Geothermal energy is thermal energy generated and stored in the Earth. It originates from the original formation of the planet and from radioactive decay of minerals. Geothermal energy can be accessed by drilling into the Earth’s crust to tap into pockets or reservoirs of steam and hot water. This geothermal fluid can reach temperatures over 600°F.
Geothermal power plants are facilities that utilize geothermal resources to generate electricity. They operate by extracting hot water or steam from geothermal reservoirs underground, bringing it to the surface, and using it to turn turbines which activate generators that produce electricity. The used geothermal fluid is then returned back into the reservoir to be reheated and reused in a closed loop system. Geothermal power plants provide constant baseload power that is not subject to market fluctuations like fossil fuels.
There are five main steps involved in the geothermal power generation process:
Step 1: Drilling Geothermal Wells
The first step in constructing a geothermal power plant is drilling geothermal wells to access the hot water or steam under the Earth’s surface.

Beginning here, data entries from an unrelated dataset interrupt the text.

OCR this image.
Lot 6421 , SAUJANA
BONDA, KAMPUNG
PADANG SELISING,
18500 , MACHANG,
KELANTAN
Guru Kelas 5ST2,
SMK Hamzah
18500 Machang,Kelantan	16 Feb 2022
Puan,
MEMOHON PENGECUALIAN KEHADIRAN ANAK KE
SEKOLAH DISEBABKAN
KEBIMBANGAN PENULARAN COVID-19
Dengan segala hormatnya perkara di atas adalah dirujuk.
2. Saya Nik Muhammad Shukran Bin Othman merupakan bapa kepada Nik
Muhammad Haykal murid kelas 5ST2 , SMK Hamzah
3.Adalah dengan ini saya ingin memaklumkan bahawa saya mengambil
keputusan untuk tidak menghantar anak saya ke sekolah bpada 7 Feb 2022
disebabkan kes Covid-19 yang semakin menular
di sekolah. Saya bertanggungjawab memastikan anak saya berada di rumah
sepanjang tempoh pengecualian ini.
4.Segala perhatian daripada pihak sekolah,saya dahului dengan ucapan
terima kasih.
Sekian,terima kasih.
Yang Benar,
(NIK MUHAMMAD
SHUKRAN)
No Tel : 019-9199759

There are two main types of geothermal wells:
Production Wells
These are wells that are drilled into a geothermal reservoir to pump up geothermal fluids. They can be drilled vertically, directionally, or horizontally depending on the site. Production wells pump up hot water and/or steam that is then fed to the power plant.
Injection Wells
After the geothermal fluids are used to generate electricity, they are pumped back into the reservoir through injection wells. This helps recharge the reservoir and sustain the geothermal resource over long-term use. Injection wells are drilled in a pattern around production wells.
Drilling geothermal wells requires advanced drilling technology and expertise. Wells can be thousands of feet deep to reach reservoirs with temperatures over 300°F. The high temperature and pressure require specialized well casing and completion materials.

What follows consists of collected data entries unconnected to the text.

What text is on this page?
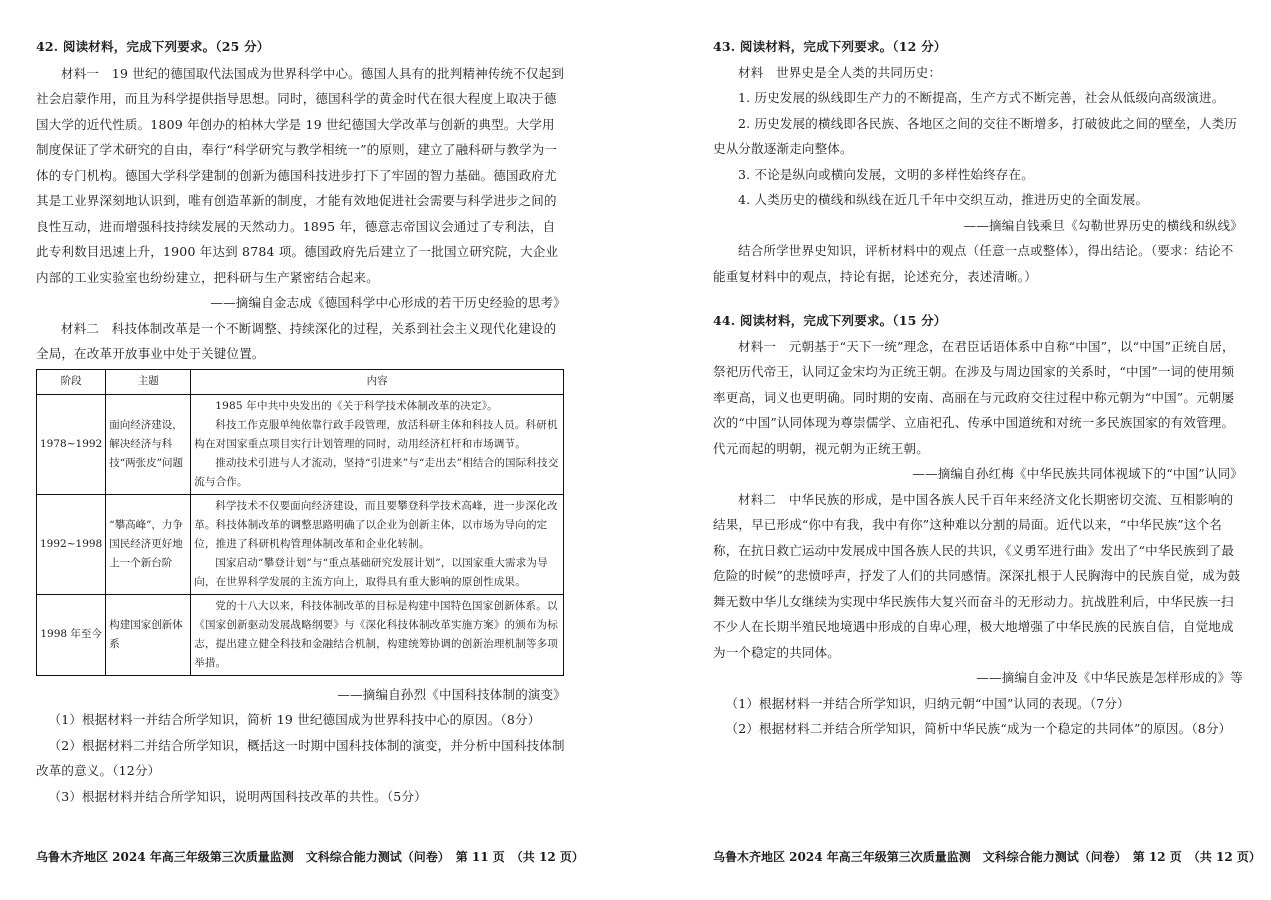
42. 阅读材料，完成下列要求。（25 分）

材料一　19 世纪的德国取代法国成为世界科学中心。德国人具有的批判精神传统不仅起到社会启蒙作用，而且为科学提供指导思想。同时，德国科学的黄金时代在很大程度上取决于德国大学的近代性质。1809 年创办的柏林大学是 19 世纪德国大学改革与创新的典型。大学用制度保证了学术研究的自由，奉行“科学研究与教学相统一”的原则，建立了融科研与教学为一体的专门机构。德国大学科学建制的创新为德国科技进步打下了牢固的智力基础。德国政府尤其是工业界深刻地认识到，唯有创造革新的制度，才能有效地促进社会需要与科学进步之间的良性互动，进而增强科技持续发展的天然动力。1895 年，德意志帝国议会通过了专利法，自此专利数目迅速上升，1900 年达到 8784 项。德国政府先后建立了一批国立研究院，大企业内部的工业实验室也纷纷建立，把科研与生产紧密结合起来。

——摘编自金志成《德国科学中心形成的若干历史经验的思考》

材料二　科技体制改革是一个不断调整、持续深化的过程，关系到社会主义现代化建设的全局，在改革开放事业中处于关键位置。

阶段	主题	内容
1978~1992	面向经济建设，解决经济与科技“两张皮”问题	1985 年中共中央发出的《关于科学技术体制改革的决定》。

科技工作克服单纯依靠行政手段管理，放活科研主体和科技人员。科研机构在对国家重点项目实行计划管理的同时，动用经济杠杆和市场调节。

推动技术引进与人才流动，坚持“引进来”与“走出去”相结合的国际科技交流与合作。

1992~1998	“攀高峰”，力争国民经济更好地上一个新台阶	科学技术不仅要面向经济建设，而且要攀登科学技术高峰，进一步深化改革。科技体制改革的调整思路明确了以企业为创新主体，以市场为导向的定位，推进了科研机构管理体制改革和企业化转制。

国家启动“攀登计划”与“重点基础研究发展计划”，以国家重大需求为导向，在世界科学发展的主流方向上，取得具有重大影响的原创性成果。

1998 年至今	构建国家创新体系	党的十八大以来，科技体制改革的目标是构建中国特色国家创新体系。以《国家创新驱动发展战略纲要》与《深化科技体制改革实施方案》的颁布为标志，提出建立健全科技和金融结合机制，构建统筹协调的创新治理机制等多项举措。

——摘编自孙烈《中国科技体制的演变》

（1）根据材料一并结合所学知识，简析 19 世纪德国成为世界科技中心的原因。（8分）

（2）根据材料二并结合所学知识，概括这一时期中国科技体制的演变，并分析中国科技体制改革的意义。（12分）

（3）根据材料并结合所学知识，说明两国科技改革的共性。（5分）

乌鲁木齐地区 2024 年高三年级第三次质量监测　文科综合能力测试（问卷）　第 11 页　（共 12 页）

43. 阅读材料，完成下列要求。（12 分）

材料　世界史是全人类的共同历史：

1. 历史发展的纵线即生产力的不断提高，生产方式不断完善，社会从低级向高级演进。

2. 历史发展的横线即各民族、各地区之间的交往不断增多，打破彼此之间的壁垒，人类历史从分散逐渐走向整体。

3. 不论是纵向或横向发展，文明的多样性始终存在。

4. 人类历史的横线和纵线在近几千年中交织互动，推进历史的全面发展。

——摘编自钱乘旦《勾勒世界历史的横线和纵线》

结合所学世界史知识，评析材料中的观点（任意一点或整体），得出结论。（要求：结论不能重复材料中的观点，持论有据，论述充分，表述清晰。）

44. 阅读材料，完成下列要求。（15 分）

材料一　元朝基于“天下一统”理念，在君臣话语体系中自称“中国”，以“中国”正统自居，祭祀历代帝王，认同辽金宋均为正统王朝。在涉及与周边国家的关系时，“中国”一词的使用频率更高，词义也更明确。同时期的安南、高丽在与元政府交往过程中称元朝为“中国”。元朝屡次的“中国”认同体现为尊崇儒学、立庙祀孔、传承中国道统和对统一多民族国家的有效管理。代元而起的明朝，视元朝为正统王朝。

——摘编自孙红梅《中华民族共同体视域下的“中国”认同》

材料二　中华民族的形成，是中国各族人民千百年来经济文化长期密切交流、互相影响的结果，早已形成“你中有我，我中有你”这种难以分割的局面。近代以来，“中华民族”这个名称，在抗日救亡运动中发展成中国各族人民的共识，《义勇军进行曲》发出了“中华民族到了最危险的时候”的悲愤呼声，抒发了人们的共同感情。深深扎根于人民胸海中的民族自觉，成为鼓舞无数中华儿女继续为实现中华民族伟大复兴而奋斗的无形动力。抗战胜利后，中华民族一扫不少人在长期半殖民地境遇中形成的自卑心理，极大地增强了中华民族的民族自信，自觉地成为一个稳定的共同体。

——摘编自金冲及《中华民族是怎样形成的》等

（1）根据材料一并结合所学知识，归纳元朝“中国”认同的表现。（7分）

（2）根据材料二并结合所学知识，简析中华民族“成为一个稳定的共同体”的原因。（8分）

乌鲁木齐地区 2024 年高三年级第三次质量监测　文科综合能力测试（问卷）　第 12 页　（共 12 页）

Step 2: Pumping Up Hot Water/Steam
After wells are drilled into the hot geothermal reservoir, the next step is to pump the geothermal fluids up to the surface. This is accomplished using powerful pumps that are submerged deep down the wells. These pumps need to be robust and durable since they operate in extremely high temperature and pressure conditions.
The two main types of pumps used are line shaft pumps and submersible pumps. Line shaft pumps have been traditionally used in many early geothermal plants. They consist of a long vertical shaft from the surface that connects to an impeller submerged in the geothermal fluid. The vertical shaft is rotated using a motor on the surface, which in turn rotates the impeller to push fluids to the surface.
The more modern submersible pumps are now commonly used instead. As the name suggests, these pumps are fully submerged inside the well. An electric motor powers the impeller and pumps the hot geothermal fluid up a pipe to the surface. Submersible pumps are more reliable and efficient compared to line shaft pumps.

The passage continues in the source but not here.